Fix: thermal path: improve heat spreading/airflow consistency; ground/return path: enforce return continuity near retimer, reduce common-mode currents, and stabilize reference/rail routing.

Pass criteria: across chassis variants, at steady-state temperature, Point C BER ≤ X_BER and relock ≤ X_RELOCK_PER_HR.

Field failure cannot be reproduced — how to use BIST/loopback to turn “field conditions” into a repeatable experiment?

Likely cause: missing context (temperature, rails, reference state, BW/peaking mode, channel identity) hides the true trigger; “one-time” failures are often statistical bursts under specific stress combinations.

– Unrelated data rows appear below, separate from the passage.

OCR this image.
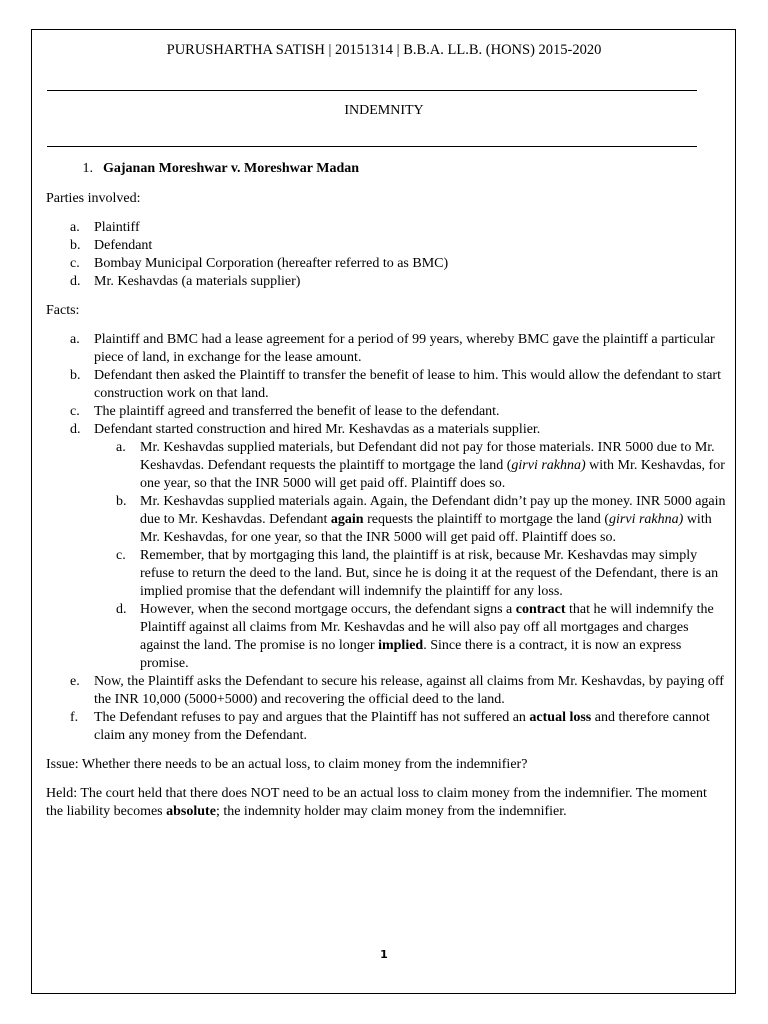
PURUSHARTHA SATISH | 20151314 | B.B.A. LL.B. (HONS) 2015-2020
INDEMNITY
1. Gajanan Moreshwar v. Moreshwar Madan

Parties involved:

a.	Plaintiff
b. Defendant
c.	Bombay Municipal Corporation (hereafter referred to as BMC)
d. Mr. Keshavdas (a materials supplier)

Facts:

a.	Plaintiff and BMC had a lease agreement for a period of 99 years, whereby BMC gave the plaintiff a particular piece of land, in exchange for the lease amount.
b. Defendant then asked the Plaintiff to transfer the benefit of lease to him. This would allow the defendant to start construction work on that land.
c.	The plaintiff agreed and transferred the benefit of lease to the defendant.
d. Defendant started construction and hired Mr. Keshavdas as a materials supplier.
a.	Mr. Keshavdas supplied materials, but Defendant did not pay for those materials. INR 5000 due to Mr. Keshavdas. Defendant requests the plaintiff to mortgage the land (girvi rakhna) with Mr. Keshavdas, for one year, so that the INR 5000 will get paid off. Plaintiff does so.
b. Mr. Keshavdas supplied materials again. Again, the Defendant didn’t pay up the money. INR 5000 again due to Mr. Keshavdas. Defendant again requests the plaintiff to mortgage the land (girvi rakhna) with Mr. Keshavdas, for one year, so that the INR 5000 will get paid off. Plaintiff does so.
c.	Remember, that by mortgaging this land, the plaintiff is at risk, because Mr. Keshavdas may simply refuse to return the deed to the land. But, since he is doing it at the request of the Defendant, there is an implied promise that the defendant will indemnify the plaintiff for any loss.
d. However, when the second mortgage occurs, the defendant signs a contract that he will indemnify the Plaintiff against all claims from Mr. Keshavdas and he will also pay off all mortgages and charges against the land. The promise is no longer implied. Since there is a contract, it is now an express promise.
e.	Now, the Plaintiff asks the Defendant to secure his release, against all claims from Mr. Keshavdas, by paying off the INR 10,000 (5000+5000) and recovering the official deed to the land.
f.	The Defendant refuses to pay and argues that the Plaintiff has not suffered an actual loss and therefore cannot claim any money from the Defendant.

Issue: Whether there needs to be an actual loss, to claim money from the indemnifier?

Held: The court held that there does NOT need to be an actual loss to claim money from the indemnifier. The moment the liability becomes absolute; the indemnity holder may claim money from the indemnifier.

1
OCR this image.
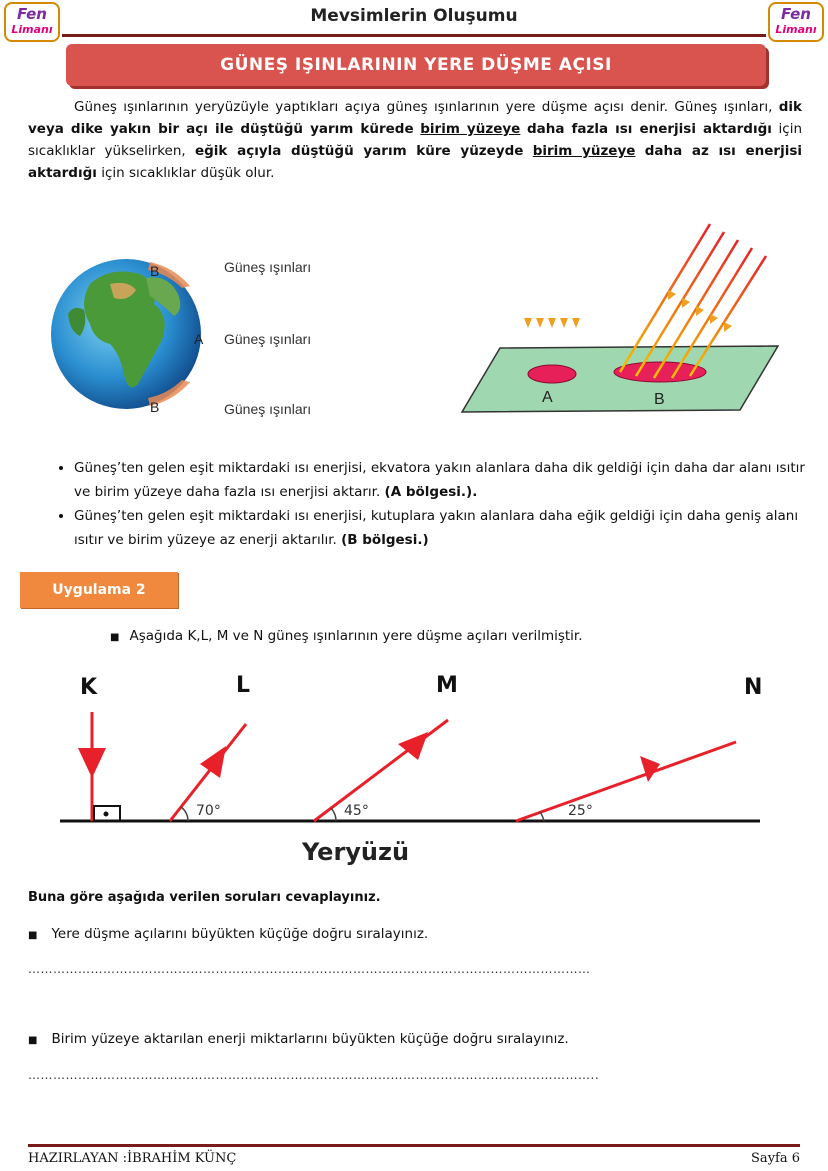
Fen
Limanı
Fen
Limanı
Mevsimlerin Oluşumu
GÜNEŞ IŞINLARININ YERE DÜŞME AÇISI
Güneş ışınlarının yeryüzüyle yaptıkları açıya güneş ışınlarının yere düşme açısı denir. Güneş ışınları, dik veya dike yakın bir açı ile düştüğü yarım kürede birim yüzeye daha fazla ısı enerjisi aktardığı için sıcaklıklar yükselirken, eğik açıyla düştüğü yarım küre yüzeyde birim yüzeye daha az ısı enerjisi aktardığı için sıcaklıklar düşük olur.
Güneş ışınları
Güneş ışınları
Güneş ışınları
B
A
B
A	B
• Güneş’ten gelen eşit miktardaki ısı enerjisi, ekvatora yakın alanlara daha dik geldiği için daha dar alanı ısıtır ve birim yüzeye daha fazla ısı enerjisi aktarır. (A bölgesi.).
• Güneş’ten gelen eşit miktardaki ısı enerjisi, kutuplara yakın alanlara daha eğik geldiği için daha geniş alanı ısıtır ve birim yüzeye az enerji aktarılır. (B bölgesi.)
Uygulama 2
■ Aşağıda K,L, M ve N güneş ışınlarının yere düşme açıları verilmiştir.
K	L	M	N
70°	45°	25°
Yeryüzü
Buna göre aşağıda verilen soruları cevaplayınız.
■ Yere düşme açılarını büyükten küçüğe doğru sıralayınız.
………………………………………………………………………………………………………………………
■ Birim yüzeye aktarılan enerji miktarlarını büyükten küçüğe doğru sıralayınız.
………………………………………………………………………………………………………………………..
HAZIRLAYAN :İBRAHİM KÜNÇ	Sayfa 6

Quick check: capture a “field replay bundle”: retimer config snapshot + cable ID/length + temperature + rail ripple state + error counter window (duration X_OBS_WINDOW), then replay with loopback segmentation.

Fix: use near-end and far-end loopback points to isolate which segment fails; then reproduce with the same stress factors and only one variable change per run (BW, cable, ref, rails).

Pass criteria: replay reproduces the field symptom at ≥ X_REPRO_PCT (or explains root cause with ≥ X_EXPLAIN_PCT correlation to a stress variable).

Periodic errors (spur-like) — check reference spur or supply coupling first?

Likely cause: periodic modulation enters the CDR via (1) reference spur path, or (2) rail ripple / switching harmonics coupling into VCO/PD and creating deterministic timing error.

Quick check: change only the reference condition (alternate ref source or ref routing) and observe whether the error periodicity shifts; if unchanged but tracks load/VRM state, prioritize rail coupling.

Fix: reference path: isolate/clean ref distribution and reduce spur injection; rail path: reduce ripple in the relevant band and improve local decoupling/return continuity near sensitive pins.

Pass criteria: periodic burst rate ≤ X_BURSTS_PER_WINDOW, and Point C BER ≤ X_BER across X_OBS_WINDOW.

“Downspeed fixes it” — when is a retimer required instead of adding more EQ?

Likely cause: downspeed increases margin; if failures are dominated by tracking/clean-up limits (ppm/thermal/rail coupling), linear EQ alone cannot restore stability at the target rate.

Quick check: at target rate, run a BW/peaking sweep and compare C results; if no configuration meets BER/lock targets across stress while downspeed does, the limitation is beyond linear equalization.

Fix: require re-timing (retimer) when the target rate must be maintained and stability requires breaking jitter transfer; place the retimer to segment the channel and validate with A/B/C correlation.

Pass criteria: at target rate, Point C BER ≤ X_BER, lock time ≤ X_LOCK_MS, relock ≤ X_RELOCK_PER_HR across the qualified stress set.